Chatterbox Part 9 — Calling Facebook using GSM

This is the ninth part of the Chatterbox series. For your convenience you can find other parts in the table of contents in Part 1 – Origins

Until now we focused on how to integrate text communication. We can share some media the same way, namely via providing links to images or videos. We can even embed them in some webview to simplify previewing. However, to integrate interactive calls we need to do a little more.

How do we call from Facebook to Skype? Or from Whatsapp to Google Hangouts? We can provide a server reencoding all media streams but that would probably require a lot of coding and protocol reversing. Adding mobile calls (over GSM provider, not over Internet) would increase the complexity even more. However, we can actually do this much easier, by capturing screen + voice + webcam.
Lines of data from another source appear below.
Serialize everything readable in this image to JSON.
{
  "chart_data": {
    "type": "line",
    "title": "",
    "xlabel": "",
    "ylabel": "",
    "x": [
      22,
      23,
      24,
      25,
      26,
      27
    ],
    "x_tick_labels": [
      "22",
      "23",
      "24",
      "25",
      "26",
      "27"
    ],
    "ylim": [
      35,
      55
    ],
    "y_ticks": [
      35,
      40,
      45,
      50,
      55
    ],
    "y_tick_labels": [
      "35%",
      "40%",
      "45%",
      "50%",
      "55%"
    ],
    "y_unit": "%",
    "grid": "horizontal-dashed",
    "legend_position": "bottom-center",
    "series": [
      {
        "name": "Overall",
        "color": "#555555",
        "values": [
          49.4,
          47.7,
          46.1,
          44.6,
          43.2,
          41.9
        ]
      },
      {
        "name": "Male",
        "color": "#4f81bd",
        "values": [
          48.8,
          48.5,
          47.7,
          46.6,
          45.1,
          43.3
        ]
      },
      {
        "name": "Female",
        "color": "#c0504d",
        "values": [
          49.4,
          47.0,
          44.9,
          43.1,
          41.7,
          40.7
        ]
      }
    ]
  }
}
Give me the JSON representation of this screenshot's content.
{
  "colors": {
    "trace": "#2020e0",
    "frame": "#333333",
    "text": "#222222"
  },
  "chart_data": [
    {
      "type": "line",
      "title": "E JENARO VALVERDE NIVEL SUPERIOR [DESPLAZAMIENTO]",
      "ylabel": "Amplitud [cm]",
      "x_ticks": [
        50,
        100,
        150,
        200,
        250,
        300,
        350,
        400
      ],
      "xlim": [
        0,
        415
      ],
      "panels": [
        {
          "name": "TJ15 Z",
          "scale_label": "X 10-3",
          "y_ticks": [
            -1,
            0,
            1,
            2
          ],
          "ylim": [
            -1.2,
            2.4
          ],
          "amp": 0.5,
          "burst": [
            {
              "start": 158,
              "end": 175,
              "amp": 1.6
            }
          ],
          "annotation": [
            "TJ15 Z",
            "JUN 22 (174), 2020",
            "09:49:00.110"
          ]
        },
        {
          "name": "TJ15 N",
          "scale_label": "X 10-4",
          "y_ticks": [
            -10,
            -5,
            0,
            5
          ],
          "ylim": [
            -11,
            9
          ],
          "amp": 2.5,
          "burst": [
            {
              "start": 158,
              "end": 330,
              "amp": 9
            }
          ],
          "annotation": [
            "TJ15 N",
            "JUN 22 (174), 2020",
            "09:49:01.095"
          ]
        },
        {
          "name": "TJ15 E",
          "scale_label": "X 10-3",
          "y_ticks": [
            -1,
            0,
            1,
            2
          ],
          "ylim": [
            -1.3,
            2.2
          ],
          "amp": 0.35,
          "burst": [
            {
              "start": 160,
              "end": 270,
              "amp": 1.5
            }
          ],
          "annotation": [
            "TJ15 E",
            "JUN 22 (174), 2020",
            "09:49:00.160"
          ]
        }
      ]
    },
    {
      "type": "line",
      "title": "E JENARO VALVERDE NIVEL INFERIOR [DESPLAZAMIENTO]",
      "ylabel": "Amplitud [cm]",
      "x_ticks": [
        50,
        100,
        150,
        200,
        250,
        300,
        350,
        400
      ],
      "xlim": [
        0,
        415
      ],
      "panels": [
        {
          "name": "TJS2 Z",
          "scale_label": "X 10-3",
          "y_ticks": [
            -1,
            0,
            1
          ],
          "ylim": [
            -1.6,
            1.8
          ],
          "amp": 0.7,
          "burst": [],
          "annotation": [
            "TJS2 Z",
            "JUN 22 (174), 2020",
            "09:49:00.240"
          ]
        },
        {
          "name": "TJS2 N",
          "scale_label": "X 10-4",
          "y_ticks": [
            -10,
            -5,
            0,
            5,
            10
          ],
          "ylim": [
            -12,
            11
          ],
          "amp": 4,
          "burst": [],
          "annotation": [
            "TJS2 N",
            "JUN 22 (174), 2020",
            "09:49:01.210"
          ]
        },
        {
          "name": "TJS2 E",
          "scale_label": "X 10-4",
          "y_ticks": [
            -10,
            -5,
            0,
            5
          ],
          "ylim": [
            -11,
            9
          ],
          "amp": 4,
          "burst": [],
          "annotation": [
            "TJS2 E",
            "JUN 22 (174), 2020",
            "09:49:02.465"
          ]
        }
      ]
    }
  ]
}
First, we need to be able to “dial in” from mobile phone to the call. To do that we can use some existing services, e.g. Chime or Zoom. So we create a bridge BridgeA, we dial in from our mobile phone and we’re done.

Next, we need to have some server which would route things between networks. We open two browsers: BrowserA which dials into BridgeA, and BrowserB which calls someone on Facebook, Hangouts, Meet, whatever else.

Now, we need to have two fake audio lines. On Windows you can use Virtual Audio Cable and VB-Cable which are free and can do the trick.

We also need to be able to route an application to selected audio line. Sometimes it can be selected in the application, sometimes it cannot. For the latter case you can use Audio Router.

Now, we configure BrowserA to emit output to Line1 and get input from Line2. Analogically, we configure BrowserB to emit output to Line2 and get input from Line1. Effectively, anything going out of BrowserA will go into BrowserB using Line1. In the same way everything going out of BrowserB will enter BrowserA using Line2.

That’s it. Now you can route voice between two bridges. Obviously, you can mix audio in any way to create multi-way bridges if needed. Nothing can stop you now.

Okay, what about video? For that we can use BridgeA the same way, just dial in using computer/mobile phone with video. Next, you need to configure virtual webcam source. You can use Chrome extension or OBS Virtual Cam. Just capture screen from BrowserA into virtual webcam used by BrowserB, and the other way round. Depending on the capture quality and configuration you can mimic multiple screens etc.

What about the delay? From my experience it is close to 1 second. This is mediocre but I believe people are now used to the latency so it should be fine, at least it’s okay for my purposes.